In our concluding remarks, we would like to emphasize that our results do not contradict earlier studies and support the hypothesis that insomnia is not just a sleep disorder, neither is it solely a nocturnal disorder of the central nervous system. Rather, it is a systemic condition, involving altered functioning of the central nervous system, and, in particular, the human brain. For subjects in this state, it is possible to objectively demonstrate an increase in the reaction speed to sound stimuli, an overall decrease in the power of the alpha rhythm and, at the same time, an increase in the frequency of oscillations within a EEG alpha-rhythm. Besides, the psychophysiological characteristics of patients with sleep hygiene disorders without primary insomnia demonstrate exceptional dynamics: a decrease in the reaction rate, the maximum increase in the alpha rhythm during cognitive exposure, and the absence of the alpha rhythm changes at the resting stages. Hence, we propose that the developed technique may be applied to clarify the impact level of poor sleep hygiene on insomnia in different groups of patients.

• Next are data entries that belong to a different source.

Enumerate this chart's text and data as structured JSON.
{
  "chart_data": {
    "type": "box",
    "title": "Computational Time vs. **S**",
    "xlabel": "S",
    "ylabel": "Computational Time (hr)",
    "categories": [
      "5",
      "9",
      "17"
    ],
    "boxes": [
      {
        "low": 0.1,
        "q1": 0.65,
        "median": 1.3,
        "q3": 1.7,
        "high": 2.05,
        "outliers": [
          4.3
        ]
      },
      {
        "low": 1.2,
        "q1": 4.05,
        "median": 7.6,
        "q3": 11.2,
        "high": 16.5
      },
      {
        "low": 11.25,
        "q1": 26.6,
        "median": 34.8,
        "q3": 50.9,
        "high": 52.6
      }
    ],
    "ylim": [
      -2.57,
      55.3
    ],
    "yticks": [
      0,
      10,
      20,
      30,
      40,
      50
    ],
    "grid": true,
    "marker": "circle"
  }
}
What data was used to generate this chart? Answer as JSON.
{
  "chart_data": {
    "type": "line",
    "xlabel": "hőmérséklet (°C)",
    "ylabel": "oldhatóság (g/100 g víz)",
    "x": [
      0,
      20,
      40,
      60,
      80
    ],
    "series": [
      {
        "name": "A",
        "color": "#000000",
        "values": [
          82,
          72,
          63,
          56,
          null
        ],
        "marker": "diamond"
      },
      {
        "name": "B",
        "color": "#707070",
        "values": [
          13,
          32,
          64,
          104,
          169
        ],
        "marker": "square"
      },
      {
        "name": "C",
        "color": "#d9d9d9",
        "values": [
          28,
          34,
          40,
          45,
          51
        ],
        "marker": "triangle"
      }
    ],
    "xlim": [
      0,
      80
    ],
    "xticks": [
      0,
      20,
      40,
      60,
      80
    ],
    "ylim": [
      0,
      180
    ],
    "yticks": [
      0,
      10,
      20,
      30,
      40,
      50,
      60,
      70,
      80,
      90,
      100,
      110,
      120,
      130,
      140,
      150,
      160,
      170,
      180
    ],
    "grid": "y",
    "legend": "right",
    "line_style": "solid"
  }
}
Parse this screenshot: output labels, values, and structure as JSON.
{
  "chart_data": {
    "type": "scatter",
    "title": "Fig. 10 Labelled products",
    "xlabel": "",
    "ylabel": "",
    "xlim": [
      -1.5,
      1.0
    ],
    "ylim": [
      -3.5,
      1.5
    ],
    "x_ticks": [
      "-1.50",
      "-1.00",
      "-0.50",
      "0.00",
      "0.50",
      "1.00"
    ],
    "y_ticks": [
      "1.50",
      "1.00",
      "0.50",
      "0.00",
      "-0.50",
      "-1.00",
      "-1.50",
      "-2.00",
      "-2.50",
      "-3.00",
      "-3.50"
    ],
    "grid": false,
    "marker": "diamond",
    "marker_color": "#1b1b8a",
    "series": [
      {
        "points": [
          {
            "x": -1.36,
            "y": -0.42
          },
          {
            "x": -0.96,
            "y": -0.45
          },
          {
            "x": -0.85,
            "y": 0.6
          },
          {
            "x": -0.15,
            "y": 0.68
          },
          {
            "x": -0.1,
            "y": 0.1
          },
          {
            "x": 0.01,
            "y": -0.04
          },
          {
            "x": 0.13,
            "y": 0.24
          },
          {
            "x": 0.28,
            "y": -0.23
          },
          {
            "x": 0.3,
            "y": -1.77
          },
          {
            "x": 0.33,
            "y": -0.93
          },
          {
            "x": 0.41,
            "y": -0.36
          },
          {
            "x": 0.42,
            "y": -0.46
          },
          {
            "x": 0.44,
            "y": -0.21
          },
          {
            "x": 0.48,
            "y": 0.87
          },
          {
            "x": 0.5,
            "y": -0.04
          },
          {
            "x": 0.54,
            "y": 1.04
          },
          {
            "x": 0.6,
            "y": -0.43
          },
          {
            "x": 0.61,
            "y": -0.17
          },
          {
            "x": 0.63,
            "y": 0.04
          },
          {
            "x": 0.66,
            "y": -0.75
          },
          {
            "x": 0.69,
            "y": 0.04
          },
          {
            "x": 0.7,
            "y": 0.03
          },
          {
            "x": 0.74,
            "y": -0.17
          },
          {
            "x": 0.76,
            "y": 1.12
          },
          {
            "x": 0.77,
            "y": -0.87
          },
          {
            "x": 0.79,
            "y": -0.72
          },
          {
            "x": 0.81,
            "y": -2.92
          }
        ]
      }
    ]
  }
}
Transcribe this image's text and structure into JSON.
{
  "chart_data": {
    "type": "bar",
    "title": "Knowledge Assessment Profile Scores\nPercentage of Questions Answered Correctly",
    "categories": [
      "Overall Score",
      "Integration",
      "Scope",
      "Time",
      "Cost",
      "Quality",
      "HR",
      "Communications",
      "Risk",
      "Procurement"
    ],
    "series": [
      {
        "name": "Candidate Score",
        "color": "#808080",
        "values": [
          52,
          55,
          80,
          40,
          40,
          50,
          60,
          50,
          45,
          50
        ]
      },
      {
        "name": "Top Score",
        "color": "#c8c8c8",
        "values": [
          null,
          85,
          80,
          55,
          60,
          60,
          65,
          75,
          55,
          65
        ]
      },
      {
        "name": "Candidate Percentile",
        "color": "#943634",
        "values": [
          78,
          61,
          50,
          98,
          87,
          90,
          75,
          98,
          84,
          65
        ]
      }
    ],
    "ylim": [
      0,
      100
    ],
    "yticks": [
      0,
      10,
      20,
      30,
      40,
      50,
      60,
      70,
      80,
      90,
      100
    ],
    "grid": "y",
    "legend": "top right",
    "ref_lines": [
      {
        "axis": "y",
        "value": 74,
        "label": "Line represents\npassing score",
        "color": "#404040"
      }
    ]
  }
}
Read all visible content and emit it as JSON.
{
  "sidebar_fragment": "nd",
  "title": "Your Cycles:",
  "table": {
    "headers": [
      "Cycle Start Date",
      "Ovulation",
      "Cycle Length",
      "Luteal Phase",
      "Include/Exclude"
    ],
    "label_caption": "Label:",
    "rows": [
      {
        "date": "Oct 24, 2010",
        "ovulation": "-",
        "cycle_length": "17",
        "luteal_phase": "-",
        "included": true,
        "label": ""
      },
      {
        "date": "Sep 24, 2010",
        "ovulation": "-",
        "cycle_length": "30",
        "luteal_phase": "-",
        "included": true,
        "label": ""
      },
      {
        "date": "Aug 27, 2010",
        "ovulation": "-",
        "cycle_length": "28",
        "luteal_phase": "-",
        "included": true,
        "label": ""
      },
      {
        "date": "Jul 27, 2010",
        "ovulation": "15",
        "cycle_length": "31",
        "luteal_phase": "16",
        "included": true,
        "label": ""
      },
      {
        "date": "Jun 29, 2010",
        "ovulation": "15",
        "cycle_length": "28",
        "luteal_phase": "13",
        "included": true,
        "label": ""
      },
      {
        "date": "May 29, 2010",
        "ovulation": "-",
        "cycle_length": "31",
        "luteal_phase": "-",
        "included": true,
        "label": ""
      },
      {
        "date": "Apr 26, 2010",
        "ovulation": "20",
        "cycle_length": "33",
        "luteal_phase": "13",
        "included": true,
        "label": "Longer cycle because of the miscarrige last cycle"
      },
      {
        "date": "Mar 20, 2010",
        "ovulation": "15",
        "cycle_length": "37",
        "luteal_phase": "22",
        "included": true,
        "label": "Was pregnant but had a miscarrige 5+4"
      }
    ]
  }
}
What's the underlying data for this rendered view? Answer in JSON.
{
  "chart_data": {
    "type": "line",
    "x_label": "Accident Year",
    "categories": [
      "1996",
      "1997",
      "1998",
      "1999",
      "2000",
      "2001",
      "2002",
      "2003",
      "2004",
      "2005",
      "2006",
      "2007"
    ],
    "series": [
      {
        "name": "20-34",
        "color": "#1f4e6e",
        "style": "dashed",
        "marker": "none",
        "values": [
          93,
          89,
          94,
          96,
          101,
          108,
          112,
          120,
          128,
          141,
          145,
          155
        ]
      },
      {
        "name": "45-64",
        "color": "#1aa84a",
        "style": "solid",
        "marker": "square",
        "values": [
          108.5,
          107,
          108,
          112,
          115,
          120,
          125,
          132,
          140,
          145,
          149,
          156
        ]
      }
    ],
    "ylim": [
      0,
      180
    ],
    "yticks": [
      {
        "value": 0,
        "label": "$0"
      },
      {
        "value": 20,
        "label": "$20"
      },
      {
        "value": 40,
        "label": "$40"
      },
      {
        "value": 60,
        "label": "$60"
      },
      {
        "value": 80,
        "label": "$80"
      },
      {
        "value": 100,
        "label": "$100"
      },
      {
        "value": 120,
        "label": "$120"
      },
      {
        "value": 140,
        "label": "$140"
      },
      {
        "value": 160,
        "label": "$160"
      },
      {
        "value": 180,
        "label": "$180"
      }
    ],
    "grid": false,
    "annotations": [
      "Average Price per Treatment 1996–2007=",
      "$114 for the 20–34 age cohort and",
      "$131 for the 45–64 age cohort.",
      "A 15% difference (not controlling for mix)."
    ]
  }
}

Today, digital and computerized methods of the cognitive behavioral therapy for insomnia (dCBT-I) have become increasingly important [54,55,56], caused by the expensive and difficult to obtain quality individual treatment, based on classic CBT-I. Such computer systems have great potential as a basis for the development of systems with biofeedback, including EEG neurofeedback [57]. In this case, the proposed detection of the power level of EEG oscillation on different frequency bands within the alpha-rhythm can be used as an objective control of the patient’s state with sleep disorder complaints. In addition, it is possible that the relaxation training of the subject using the control of alpha-activity on the EEG to achieve the indicators characteristic of a normally sleeping person can also become an base on development of dCBT-I in the direction of the brain-computer interfaces (BCI). Today, the possibility of a quick study of the BCI-prospects can be implemented, for example, within the CRED checklist [58]. Additionally, we hypothesize that regular training alpha activity of the brain towards alpha rhythm in subjects with healthy sleep may be useful in general therapy for insomnia.

5. Conclusions

The results of the current study supported the notion of a 24-h hyperarousal in primary insomnia. Tracking the alpha rhythm activity by employing wavelet methods could be a pragmatic option for diagnostic purposes, as well as for BCI development in experimental studies on neuropsychological therapy of primary insomnia, using feedback, within the framework of cognitive attention tests.